Three Abandoned UP Mining Towns
When a UP mining town lost its company, residents moved on. But in these historical abandoned towns, many structures remain, letting visitors glimpse the past.
FAYETTE HISTORIC STATE PARK
Stone walls frame empty interiors, creating evocative images for eyes and cameras in this bygone industrial town.
From 1867 to 1891, nearly 500 people lived in Fayette, which grew up around the Jackson Iron Company’s blast furnaces and numerous charcoal kilns. But when the charcoal iron market declined, so did the town.
Fayette Historic State Park contains the town’s ruins, including twin furnaces, a company store, a hotel and private homes.

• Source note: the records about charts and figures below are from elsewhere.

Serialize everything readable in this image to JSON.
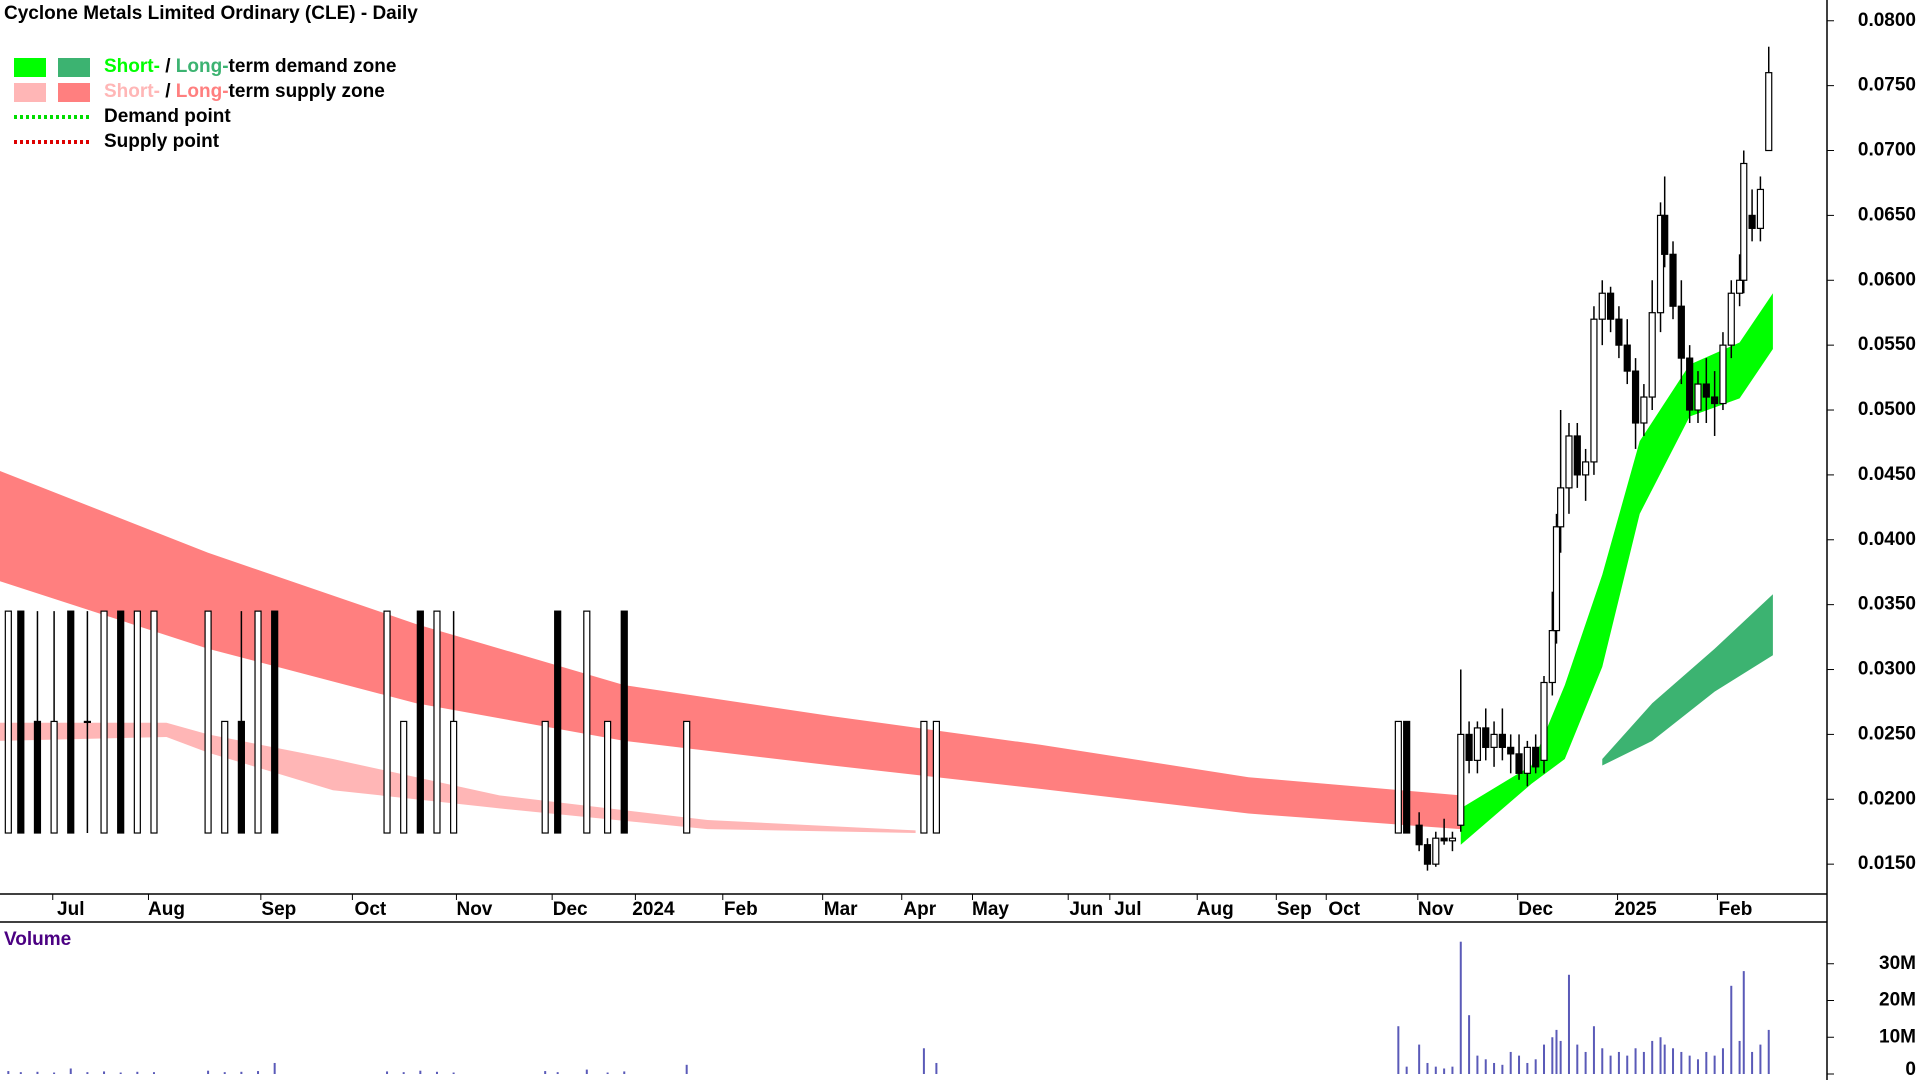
{
  "chart_data": {
    "type": "candlestick",
    "title": "Cyclone Metals Limited Ordinary (CLE) - Daily",
    "x": [
      2,
      5,
      9,
      13,
      17,
      21,
      25,
      29,
      33,
      37,
      50,
      54,
      58,
      62,
      66,
      93,
      97,
      101,
      105,
      109,
      131,
      134,
      141,
      146,
      150,
      165,
      222,
      225,
      336,
      338,
      341,
      343,
      345,
      347,
      349,
      351,
      353,
      355,
      357,
      359,
      361,
      363,
      365,
      367,
      369,
      371,
      373,
      374,
      375,
      377,
      379,
      381,
      383,
      385,
      387,
      389,
      391,
      393,
      395,
      397,
      399,
      400,
      402,
      404,
      406,
      408,
      410,
      412,
      414,
      416,
      418,
      419,
      421,
      423,
      425
    ],
    "open": [
      0.0174,
      0.0345,
      0.026,
      0.0174,
      0.0345,
      0.026,
      0.0174,
      0.0345,
      0.0174,
      0.0174,
      0.0174,
      0.0174,
      0.026,
      0.0174,
      0.0345,
      0.0174,
      0.0174,
      0.0345,
      0.0174,
      0.0174,
      0.0174,
      0.0345,
      0.0174,
      0.0174,
      0.0345,
      0.0174,
      0.0174,
      0.0174,
      0.0174,
      0.026,
      0.018,
      0.0165,
      0.015,
      0.017,
      0.0168,
      0.018,
      0.025,
      0.023,
      0.0255,
      0.024,
      0.025,
      0.024,
      0.0235,
      0.022,
      0.024,
      0.023,
      0.029,
      0.033,
      0.041,
      0.044,
      0.048,
      0.045,
      0.046,
      0.057,
      0.059,
      0.057,
      0.055,
      0.053,
      0.049,
      0.051,
      0.0575,
      0.065,
      0.062,
      0.058,
      0.054,
      0.05,
      0.052,
      0.051,
      0.0505,
      0.055,
      0.059,
      0.06,
      0.065,
      0.064,
      0.07
    ],
    "high": [
      0.0345,
      0.0345,
      0.0345,
      0.0345,
      0.0345,
      0.0345,
      0.0345,
      0.0345,
      0.0345,
      0.0345,
      0.0345,
      0.026,
      0.0345,
      0.0345,
      0.0345,
      0.0345,
      0.026,
      0.0345,
      0.0345,
      0.0345,
      0.026,
      0.0345,
      0.0345,
      0.026,
      0.0345,
      0.026,
      0.026,
      0.026,
      0.026,
      0.026,
      0.019,
      0.017,
      0.0175,
      0.0185,
      0.0175,
      0.03,
      0.026,
      0.026,
      0.027,
      0.026,
      0.027,
      0.025,
      0.025,
      0.0245,
      0.025,
      0.0295,
      0.036,
      0.042,
      0.05,
      0.049,
      0.049,
      0.047,
      0.058,
      0.06,
      0.0595,
      0.058,
      0.057,
      0.054,
      0.052,
      0.06,
      0.066,
      0.068,
      0.063,
      0.06,
      0.055,
      0.053,
      0.054,
      0.053,
      0.056,
      0.06,
      0.062,
      0.07,
      0.067,
      0.068,
      0.078
    ],
    "low": [
      0.0174,
      0.0174,
      0.0174,
      0.0174,
      0.0174,
      0.0174,
      0.0174,
      0.0174,
      0.0174,
      0.0174,
      0.0174,
      0.0174,
      0.0174,
      0.0174,
      0.0174,
      0.0174,
      0.0174,
      0.0174,
      0.0174,
      0.0174,
      0.0174,
      0.0174,
      0.0174,
      0.0174,
      0.0174,
      0.0174,
      0.0174,
      0.0174,
      0.0174,
      0.0174,
      0.016,
      0.0145,
      0.0148,
      0.0165,
      0.016,
      0.0175,
      0.022,
      0.022,
      0.023,
      0.0225,
      0.023,
      0.022,
      0.0215,
      0.021,
      0.022,
      0.022,
      0.028,
      0.032,
      0.039,
      0.042,
      0.044,
      0.043,
      0.045,
      0.055,
      0.056,
      0.054,
      0.052,
      0.047,
      0.048,
      0.05,
      0.056,
      0.061,
      0.057,
      0.052,
      0.049,
      0.049,
      0.049,
      0.048,
      0.05,
      0.054,
      0.058,
      0.059,
      0.063,
      0.063,
      0.07
    ],
    "close": [
      0.0345,
      0.0174,
      0.0174,
      0.026,
      0.0174,
      0.026,
      0.0345,
      0.0174,
      0.0345,
      0.0345,
      0.0345,
      0.026,
      0.0174,
      0.0345,
      0.0174,
      0.0345,
      0.026,
      0.0174,
      0.0345,
      0.026,
      0.026,
      0.0174,
      0.0345,
      0.026,
      0.0174,
      0.026,
      0.026,
      0.026,
      0.026,
      0.0174,
      0.0165,
      0.015,
      0.017,
      0.0168,
      0.017,
      0.025,
      0.023,
      0.0255,
      0.024,
      0.025,
      0.024,
      0.0235,
      0.022,
      0.024,
      0.0225,
      0.029,
      0.033,
      0.041,
      0.044,
      0.048,
      0.045,
      0.046,
      0.057,
      0.059,
      0.057,
      0.055,
      0.053,
      0.049,
      0.051,
      0.0575,
      0.065,
      0.062,
      0.058,
      0.054,
      0.05,
      0.052,
      0.051,
      0.0505,
      0.055,
      0.059,
      0.06,
      0.069,
      0.064,
      0.067,
      0.076
    ],
    "volume": [
      800000,
      500000,
      600000,
      400000,
      1500000,
      500000,
      700000,
      400000,
      600000,
      500000,
      900000,
      500000,
      600000,
      800000,
      3000000,
      700000,
      500000,
      900000,
      600000,
      400000,
      800000,
      500000,
      1200000,
      400000,
      700000,
      2500000,
      7000000,
      3000000,
      13000000,
      2000000,
      8000000,
      3000000,
      2000000,
      1500000,
      2000000,
      36000000,
      16000000,
      5000000,
      4000000,
      3000000,
      2500000,
      6000000,
      5000000,
      3000000,
      4000000,
      8000000,
      10000000,
      12000000,
      9000000,
      27000000,
      8000000,
      6000000,
      13000000,
      7000000,
      5000000,
      6000000,
      5000000,
      7000000,
      6000000,
      9000000,
      10000000,
      8000000,
      7000000,
      6000000,
      5000000,
      4000000,
      6000000,
      5000000,
      7000000,
      24000000,
      9000000,
      28000000,
      6000000,
      8000000,
      12000000
    ],
    "xlim": [
      0,
      439
    ],
    "xticks": [
      {
        "value": 17,
        "label": "Jul"
      },
      {
        "value": 40,
        "label": "Aug"
      },
      {
        "value": 67,
        "label": "Sep"
      },
      {
        "value": 89,
        "label": "Oct"
      },
      {
        "value": 114,
        "label": "Nov"
      },
      {
        "value": 137,
        "label": "Dec"
      },
      {
        "value": 157,
        "label": "2024"
      },
      {
        "value": 178,
        "label": "Feb"
      },
      {
        "value": 202,
        "label": "Mar"
      },
      {
        "value": 221,
        "label": "Apr"
      },
      {
        "value": 238,
        "label": "May"
      },
      {
        "value": 261,
        "label": "Jun"
      },
      {
        "value": 271,
        "label": "Jul"
      },
      {
        "value": 292,
        "label": "Aug"
      },
      {
        "value": 311,
        "label": "Sep"
      },
      {
        "value": 323,
        "label": "Oct"
      },
      {
        "value": 345,
        "label": "Nov"
      },
      {
        "value": 369,
        "label": "Dec"
      },
      {
        "value": 393,
        "label": "2025"
      },
      {
        "value": 417,
        "label": "Feb"
      }
    ],
    "ylim": [
      0.0127,
      0.0816
    ],
    "yticks": [
      {
        "value": 0.015,
        "label": "0.0150"
      },
      {
        "value": 0.02,
        "label": "0.0200"
      },
      {
        "value": 0.025,
        "label": "0.0250"
      },
      {
        "value": 0.03,
        "label": "0.0300"
      },
      {
        "value": 0.035,
        "label": "0.0350"
      },
      {
        "value": 0.04,
        "label": "0.0400"
      },
      {
        "value": 0.045,
        "label": "0.0450"
      },
      {
        "value": 0.05,
        "label": "0.0500"
      },
      {
        "value": 0.055,
        "label": "0.0550"
      },
      {
        "value": 0.06,
        "label": "0.0600"
      },
      {
        "value": 0.065,
        "label": "0.0650"
      },
      {
        "value": 0.07,
        "label": "0.0700"
      },
      {
        "value": 0.075,
        "label": "0.0750"
      },
      {
        "value": 0.08,
        "label": "0.0800"
      }
    ],
    "up_color": "#ffffff",
    "down_color": "#000000",
    "zones": [
      {
        "color": "#ff7f7f",
        "x": [
          0,
          50,
          100,
          150,
          200,
          250,
          300,
          351
        ],
        "upper": [
          0.0453,
          0.039,
          0.0335,
          0.0288,
          0.0264,
          0.0242,
          0.0217,
          0.0203
        ],
        "lower": [
          0.0368,
          0.0316,
          0.0274,
          0.0245,
          0.0226,
          0.0208,
          0.0189,
          0.0177
        ]
      },
      {
        "color": "#ffb6b6",
        "x": [
          0,
          40,
          50,
          80,
          120,
          170,
          220
        ],
        "upper": [
          0.0259,
          0.0259,
          0.025,
          0.0231,
          0.0203,
          0.0184,
          0.0176
        ],
        "lower": [
          0.0245,
          0.0248,
          0.0236,
          0.0207,
          0.0193,
          0.0177,
          0.0174
        ]
      },
      {
        "color": "#3cb371",
        "x": [
          385,
          397,
          412,
          426
        ],
        "upper": [
          0.0231,
          0.0274,
          0.0316,
          0.0358
        ],
        "lower": [
          0.0226,
          0.0245,
          0.0283,
          0.0311
        ]
      },
      {
        "color": "#00ff00",
        "x": [
          351,
          368,
          376,
          385,
          394,
          406,
          418,
          426
        ],
        "upper": [
          0.0193,
          0.0226,
          0.0288,
          0.0373,
          0.0476,
          0.0535,
          0.0552,
          0.059
        ],
        "lower": [
          0.0165,
          0.0212,
          0.0231,
          0.0302,
          0.042,
          0.0495,
          0.0509,
          0.0547
        ]
      }
    ],
    "legend": [
      {
        "short": "Short-",
        "long": "Long-",
        "rest": "term demand zone",
        "short_color": "#00ff00",
        "long_color": "#3cb371"
      },
      {
        "short": "Short-",
        "long": "Long-",
        "rest": "term supply zone",
        "short_color": "#ffb6b6",
        "long_color": "#ff7f7f"
      },
      {
        "label": "Demand point",
        "color": "#00dd00"
      },
      {
        "label": "Supply point",
        "color": "#dd0000"
      }
    ],
    "volume_panel": {
      "label": "Volume",
      "color": "#5a5ab8",
      "ylim": [
        0,
        40000000
      ],
      "yticks": [
        0,
        {
          "value": 10000000,
          "label": "10M"
        },
        {
          "value": 20000000,
          "label": "20M"
        },
        {
          "value": 30000000,
          "label": "30M"
        }
      ]
    }
  }
}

Though the industrial town’s sounds have long faded, it doesn’t take much imagination to hear them again as you stand among the buildings.
A visitors center houses a scale model of the original town, which provides context as visitors set out to see 19 structures on self-guided walking tours; maps available. The drive along M-183, which follows Big Bay de Noc, is scenic when colors peak in early October.
Fayette’s beautiful setting along Lake Michigan belies a history of the dirty work of iron smelting. Jackson Iron Company agent Fayette Brown chose the site for its proximity to limestone, hardwood forests and water. The resources were essential to making pig iron (crude iron) for shipping to Great Lakes steel companies via adjacent Snail Shell Harbor.
CENTRAL MINE AND VILLAGE
When Central Mine closed in 1898 after 44 years of operation as a copper mine, the town of Central began to dwindle. Its population dropped from 1,300 in 1887 to about 100 in 1905 to just two people today.
A drive along US-41 southwest of Copper Harbor takes visitors to the town’s remains. About a dozen homes remain, and miners’ descendants and visitors still gather at the Central Mine Methodist Church. The Keweenaw County Historical Society has spent the last quarter-century restoring the homes, relying mostly on donations and volunteers.
The site includes a visitors center (open through mid-October) and three original homes open daily for tours. Others are open for special events, including the doctor’s residence, which housed an early intercom. After hours, someone needing the doctor yelled into the lead pipe connecting the front door to an upstairs bedroom. There’s no charge for tours, but donations are welcome.
OLD VICTORIA HISTORICAL SITE
Restored log cabins house history in Old Victoria, a mining village that’s now a Keweenaw National Historical Park site. Furnishings and artifacts in the four cabins offer glimpses of home life for Victoria Copper Mine workers. Walking the grounds doesn’t cost a thing, but a fee applies for an inside guided tour (available through October 8). The nearby North Country Trail, one of America’s epic hiking trails, leads to the site of the mine itself.